Picture yourself in a really fast sports car. It’s a sunny summer’s day. The sun is out, the birds are singing, and the roof’s down.
You’re the only one on the road. You’ve got a full tank of petrol and you put your foot down.
You speed up, the wind buffs your hair. You’ve got your shades on, your favourite song is playing on the radio. You’re in control and you’re excited by the thrill of going so fast.
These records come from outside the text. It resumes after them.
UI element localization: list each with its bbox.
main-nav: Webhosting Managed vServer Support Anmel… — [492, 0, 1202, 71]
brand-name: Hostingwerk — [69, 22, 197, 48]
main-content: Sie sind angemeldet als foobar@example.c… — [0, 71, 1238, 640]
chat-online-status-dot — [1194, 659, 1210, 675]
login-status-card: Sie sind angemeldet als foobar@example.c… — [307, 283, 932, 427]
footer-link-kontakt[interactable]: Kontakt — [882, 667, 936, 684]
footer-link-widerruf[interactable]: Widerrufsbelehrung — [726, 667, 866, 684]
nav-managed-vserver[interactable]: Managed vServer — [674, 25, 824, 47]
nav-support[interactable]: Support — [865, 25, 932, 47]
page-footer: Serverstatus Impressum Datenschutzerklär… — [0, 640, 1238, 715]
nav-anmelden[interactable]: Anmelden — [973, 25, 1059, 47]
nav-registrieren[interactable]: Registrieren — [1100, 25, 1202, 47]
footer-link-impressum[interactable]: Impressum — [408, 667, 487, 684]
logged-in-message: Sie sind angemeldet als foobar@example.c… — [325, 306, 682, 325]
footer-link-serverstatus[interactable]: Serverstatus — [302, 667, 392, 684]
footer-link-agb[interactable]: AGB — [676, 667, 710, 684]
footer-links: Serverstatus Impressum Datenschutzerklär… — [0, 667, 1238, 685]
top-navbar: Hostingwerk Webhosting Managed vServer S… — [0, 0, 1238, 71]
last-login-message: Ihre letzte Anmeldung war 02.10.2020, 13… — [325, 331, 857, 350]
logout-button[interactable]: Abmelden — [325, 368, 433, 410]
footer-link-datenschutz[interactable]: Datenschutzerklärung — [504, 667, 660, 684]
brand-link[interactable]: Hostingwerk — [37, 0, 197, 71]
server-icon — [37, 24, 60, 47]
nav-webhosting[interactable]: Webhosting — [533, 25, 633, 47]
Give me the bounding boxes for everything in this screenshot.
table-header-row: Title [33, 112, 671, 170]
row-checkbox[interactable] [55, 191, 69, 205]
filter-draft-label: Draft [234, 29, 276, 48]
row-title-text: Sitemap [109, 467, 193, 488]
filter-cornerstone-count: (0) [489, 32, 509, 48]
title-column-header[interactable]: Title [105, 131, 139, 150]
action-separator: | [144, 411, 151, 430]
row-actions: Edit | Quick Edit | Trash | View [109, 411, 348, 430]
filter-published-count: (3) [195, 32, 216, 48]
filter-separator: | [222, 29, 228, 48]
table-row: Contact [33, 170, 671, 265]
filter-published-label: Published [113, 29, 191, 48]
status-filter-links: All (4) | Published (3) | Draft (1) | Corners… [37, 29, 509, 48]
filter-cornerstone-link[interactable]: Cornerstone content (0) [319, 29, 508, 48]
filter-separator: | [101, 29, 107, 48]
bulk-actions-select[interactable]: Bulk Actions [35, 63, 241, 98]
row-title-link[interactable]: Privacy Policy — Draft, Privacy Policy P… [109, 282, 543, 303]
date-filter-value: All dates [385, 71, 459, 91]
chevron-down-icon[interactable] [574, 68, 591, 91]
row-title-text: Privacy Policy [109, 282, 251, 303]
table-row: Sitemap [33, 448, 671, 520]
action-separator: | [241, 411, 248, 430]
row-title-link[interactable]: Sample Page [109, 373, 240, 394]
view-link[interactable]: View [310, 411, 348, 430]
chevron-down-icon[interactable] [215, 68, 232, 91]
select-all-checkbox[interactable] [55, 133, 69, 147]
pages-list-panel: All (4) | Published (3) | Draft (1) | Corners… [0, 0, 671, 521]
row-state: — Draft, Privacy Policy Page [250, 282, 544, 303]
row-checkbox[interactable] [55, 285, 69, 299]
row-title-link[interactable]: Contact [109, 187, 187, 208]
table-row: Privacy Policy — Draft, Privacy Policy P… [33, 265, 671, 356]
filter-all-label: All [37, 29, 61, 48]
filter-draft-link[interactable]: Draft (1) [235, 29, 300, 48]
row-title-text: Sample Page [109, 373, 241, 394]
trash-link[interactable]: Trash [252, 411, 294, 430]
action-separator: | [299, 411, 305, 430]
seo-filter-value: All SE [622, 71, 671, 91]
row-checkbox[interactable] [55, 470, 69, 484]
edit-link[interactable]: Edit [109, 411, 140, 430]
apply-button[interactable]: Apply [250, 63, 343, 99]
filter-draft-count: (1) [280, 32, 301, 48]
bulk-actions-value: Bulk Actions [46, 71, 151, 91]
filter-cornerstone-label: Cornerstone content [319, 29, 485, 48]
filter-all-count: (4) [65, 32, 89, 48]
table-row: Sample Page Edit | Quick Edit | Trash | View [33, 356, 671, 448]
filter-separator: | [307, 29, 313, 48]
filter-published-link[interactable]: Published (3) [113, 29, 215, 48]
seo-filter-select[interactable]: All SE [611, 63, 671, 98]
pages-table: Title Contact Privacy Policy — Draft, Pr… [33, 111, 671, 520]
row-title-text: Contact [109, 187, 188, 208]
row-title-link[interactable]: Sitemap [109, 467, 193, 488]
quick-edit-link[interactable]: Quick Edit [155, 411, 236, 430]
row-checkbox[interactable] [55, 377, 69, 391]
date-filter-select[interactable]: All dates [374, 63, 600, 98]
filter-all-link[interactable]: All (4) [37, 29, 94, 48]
The road opens up to a straight – you put your foot further on the accelerator. The speedometer rises – 80mph, 90mph, 100mph, 110mph, 120mph. You’re going flat out now, the green countryside becomes a blur.
Suddenly, out of nowhere the road stops being straight and a dangerous corner appears. You were going so fast you didn’t see the signs telling you to slow down, telling you of the sharp bend ahead. You were too busy thinking about going fast, being in control of such a powerful machine.
You put your foot on the brakes. But they don’t work. Your car doesn’t respond – it’s not got the strength to stop.
You turn into the corner to try and take it, but you fail. The car skids, it flips, again – and again – and again. You can do nothing but ride out the crash. Your life flashes in front of your eyes as you endure the crash.
Your car rolls to a stop. Glass everywhere. You’re bleeding. Your body is broken, you are in pain. You can’t move, you’re weak and sick and ill. As you sit in the seat all you can hear are the birds singing, the silence is eerie. You can hear an ambulance in the background, the sirens getting louder and louder. You pray, you want to live. You swear that if you live you’ll never be so stupid again.
Your car is your body – a powerful machine you control
The speed is your anorexia – the thrill of going fast
The crash is when your body gives up
And that is what it feels like to suffer from anorexia.